I told him as much when he came to see me a few days afterwards: “You know what, Gianfranco, I will be grateful to you my whole life for having made me quit smoking. I tried to do it many times before, but my old habit always got the better of me in the end. You’ve worked a ‘little miracle!’”

The good doctor smiled, but I could see that something was troubling him. “I’m very happy to hear that,” he said, “but there is something that I have to tell you. Three months ago I was diagnosed with lung cancer. They will operate me in a few days, but I don’t believe the operation will be successful. I am a doctor, and I understand my situation very well. I will not live much longer. I am not afraid of death because I am a man of great faith, but I am worried about my wife and my son, who is only 11 years old. I pray to the Lord that he may assist them.” I hugged him with tears in my eyes.

After the operation he came to see me a few times, at least as long as his strength allowed him. We used to talk about what it would be like to meet God. Slowly, slowly, his whole inner life was becoming increasingly focused on the afterlife. A few months later he departed from this world peacefully, in the presence of his loving wife and son.

In my room I still keep his picture in a frame and, when during Mass I remember our dearly departed, I always recall him along with my parents, my brother, and all those people who loved me. I know that they are up there looking after me.

We should never remember our departed loved ones as people we have lost forever, as persons who have nothing more to do with our daily lives and trials. On the contrary, we should feel their supportive presence and love. We should consider them to be invisible companions who care deeply about us and accompany us in good times and bad. The wonderful reality of the ‘Communion of Saints’ which we recall every time we recite the Apostle’s Creed, tells us that there is an intimate, spiritual connection between us, who must still pass through that dark door which leads into God’s celestial light, and our dear ones who are already living in that light. From that realm they can intercede for us and invoke God’s mercy on us. We, in our turn, can offer them great assistance by praying for them.

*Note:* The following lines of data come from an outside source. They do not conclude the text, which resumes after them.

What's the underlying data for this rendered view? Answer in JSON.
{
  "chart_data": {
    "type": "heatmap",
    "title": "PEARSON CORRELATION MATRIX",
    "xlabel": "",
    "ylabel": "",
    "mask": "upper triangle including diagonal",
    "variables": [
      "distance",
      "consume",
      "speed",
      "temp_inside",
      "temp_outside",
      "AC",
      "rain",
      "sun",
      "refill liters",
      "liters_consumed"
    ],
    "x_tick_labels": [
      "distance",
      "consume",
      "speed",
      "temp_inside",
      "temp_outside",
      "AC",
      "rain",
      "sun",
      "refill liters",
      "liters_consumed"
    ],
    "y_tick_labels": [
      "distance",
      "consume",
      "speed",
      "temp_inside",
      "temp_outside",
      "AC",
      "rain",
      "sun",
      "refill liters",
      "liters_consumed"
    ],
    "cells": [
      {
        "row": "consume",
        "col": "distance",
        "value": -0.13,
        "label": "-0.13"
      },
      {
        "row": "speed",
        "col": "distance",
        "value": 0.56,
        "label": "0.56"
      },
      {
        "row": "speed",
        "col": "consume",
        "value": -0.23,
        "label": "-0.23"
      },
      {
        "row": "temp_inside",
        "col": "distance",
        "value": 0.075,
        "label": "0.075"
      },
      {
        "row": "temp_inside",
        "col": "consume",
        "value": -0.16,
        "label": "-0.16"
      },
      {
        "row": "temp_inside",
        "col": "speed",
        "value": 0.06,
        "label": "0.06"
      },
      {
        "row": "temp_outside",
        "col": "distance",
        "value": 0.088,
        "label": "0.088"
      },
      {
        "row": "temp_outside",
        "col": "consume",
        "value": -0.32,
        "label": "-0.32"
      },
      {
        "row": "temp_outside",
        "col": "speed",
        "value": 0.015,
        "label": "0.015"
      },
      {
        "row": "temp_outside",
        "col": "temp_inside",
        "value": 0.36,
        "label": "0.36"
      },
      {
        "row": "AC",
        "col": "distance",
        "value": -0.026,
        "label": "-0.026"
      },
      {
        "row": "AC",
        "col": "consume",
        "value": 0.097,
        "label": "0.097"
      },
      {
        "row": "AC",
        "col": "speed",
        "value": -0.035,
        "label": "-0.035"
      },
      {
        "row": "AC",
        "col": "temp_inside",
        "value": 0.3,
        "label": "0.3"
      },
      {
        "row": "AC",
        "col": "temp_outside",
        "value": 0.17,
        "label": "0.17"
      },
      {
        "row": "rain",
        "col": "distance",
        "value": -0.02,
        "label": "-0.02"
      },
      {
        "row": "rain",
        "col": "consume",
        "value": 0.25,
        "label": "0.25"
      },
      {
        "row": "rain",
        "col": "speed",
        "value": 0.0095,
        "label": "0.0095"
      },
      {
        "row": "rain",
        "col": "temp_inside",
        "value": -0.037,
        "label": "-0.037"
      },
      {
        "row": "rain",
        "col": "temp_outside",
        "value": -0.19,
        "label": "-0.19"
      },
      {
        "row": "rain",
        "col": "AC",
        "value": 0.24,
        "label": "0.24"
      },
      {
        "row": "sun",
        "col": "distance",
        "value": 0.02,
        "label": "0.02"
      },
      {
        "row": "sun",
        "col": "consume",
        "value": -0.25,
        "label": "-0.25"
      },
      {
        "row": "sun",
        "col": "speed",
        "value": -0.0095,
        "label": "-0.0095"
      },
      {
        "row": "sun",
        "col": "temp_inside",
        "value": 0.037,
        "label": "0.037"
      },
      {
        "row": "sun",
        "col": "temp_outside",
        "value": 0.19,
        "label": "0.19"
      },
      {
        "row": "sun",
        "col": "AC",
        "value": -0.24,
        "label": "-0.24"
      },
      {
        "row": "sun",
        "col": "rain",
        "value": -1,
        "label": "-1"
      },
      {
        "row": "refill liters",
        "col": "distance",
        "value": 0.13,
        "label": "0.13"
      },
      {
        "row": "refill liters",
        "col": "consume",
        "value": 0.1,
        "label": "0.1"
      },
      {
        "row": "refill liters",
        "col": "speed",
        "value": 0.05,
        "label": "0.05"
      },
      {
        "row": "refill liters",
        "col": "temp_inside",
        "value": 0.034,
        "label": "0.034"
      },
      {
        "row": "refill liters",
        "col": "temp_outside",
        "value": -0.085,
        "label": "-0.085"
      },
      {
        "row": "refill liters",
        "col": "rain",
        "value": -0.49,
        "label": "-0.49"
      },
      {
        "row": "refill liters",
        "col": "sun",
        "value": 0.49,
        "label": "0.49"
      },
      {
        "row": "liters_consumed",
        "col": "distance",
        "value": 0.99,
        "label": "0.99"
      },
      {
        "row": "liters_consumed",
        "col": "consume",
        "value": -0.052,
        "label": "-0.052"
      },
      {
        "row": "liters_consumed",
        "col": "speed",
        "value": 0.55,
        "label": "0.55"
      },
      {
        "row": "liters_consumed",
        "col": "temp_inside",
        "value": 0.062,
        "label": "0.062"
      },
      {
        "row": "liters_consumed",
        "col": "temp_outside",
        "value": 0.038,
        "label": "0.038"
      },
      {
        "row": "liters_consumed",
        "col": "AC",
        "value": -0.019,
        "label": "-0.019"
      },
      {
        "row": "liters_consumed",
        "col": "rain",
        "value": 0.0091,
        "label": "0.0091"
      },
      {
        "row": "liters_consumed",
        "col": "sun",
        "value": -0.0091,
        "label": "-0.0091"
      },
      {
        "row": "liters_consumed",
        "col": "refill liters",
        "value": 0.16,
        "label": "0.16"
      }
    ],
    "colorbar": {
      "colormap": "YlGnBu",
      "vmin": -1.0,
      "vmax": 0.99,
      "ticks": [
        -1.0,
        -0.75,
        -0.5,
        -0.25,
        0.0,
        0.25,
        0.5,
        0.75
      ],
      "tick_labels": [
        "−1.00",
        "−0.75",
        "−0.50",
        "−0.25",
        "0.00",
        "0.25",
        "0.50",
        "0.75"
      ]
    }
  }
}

In actual fact, prayer is love, for when we pray we are sharing our life and love with others. We believe that our love is stronger than death, and so we continue to pray for and with those people who have died until we will be together once again in heaven. Our prayers are thus a profession of faith in the afterlife, and especially in love.

In this month of November we, the friars of the Basilica of St. Anthony, will remain true to our centuries-old commitment to Saint Anthony’s worldwide family of remembering all our deceased members and your departed loved ones by celebrating a special Mass for them at the Basilica on November 2 at 8.15 am (CET). The Mass, which can be seen live on our website (www.saintanthonyofpadua.net), will be presided over by our General Director, Fr. Giancarlo Zamengo. As always, all the prayer intentions and the names of your missing loved ones you send to us will be placed in front of St. Anthony’s Tomb during that Mass.

Let’s thank the Lord for his love for our deceased brothers and sisters, and let’s take what is good from their lives as an example of how we can share our faith with others.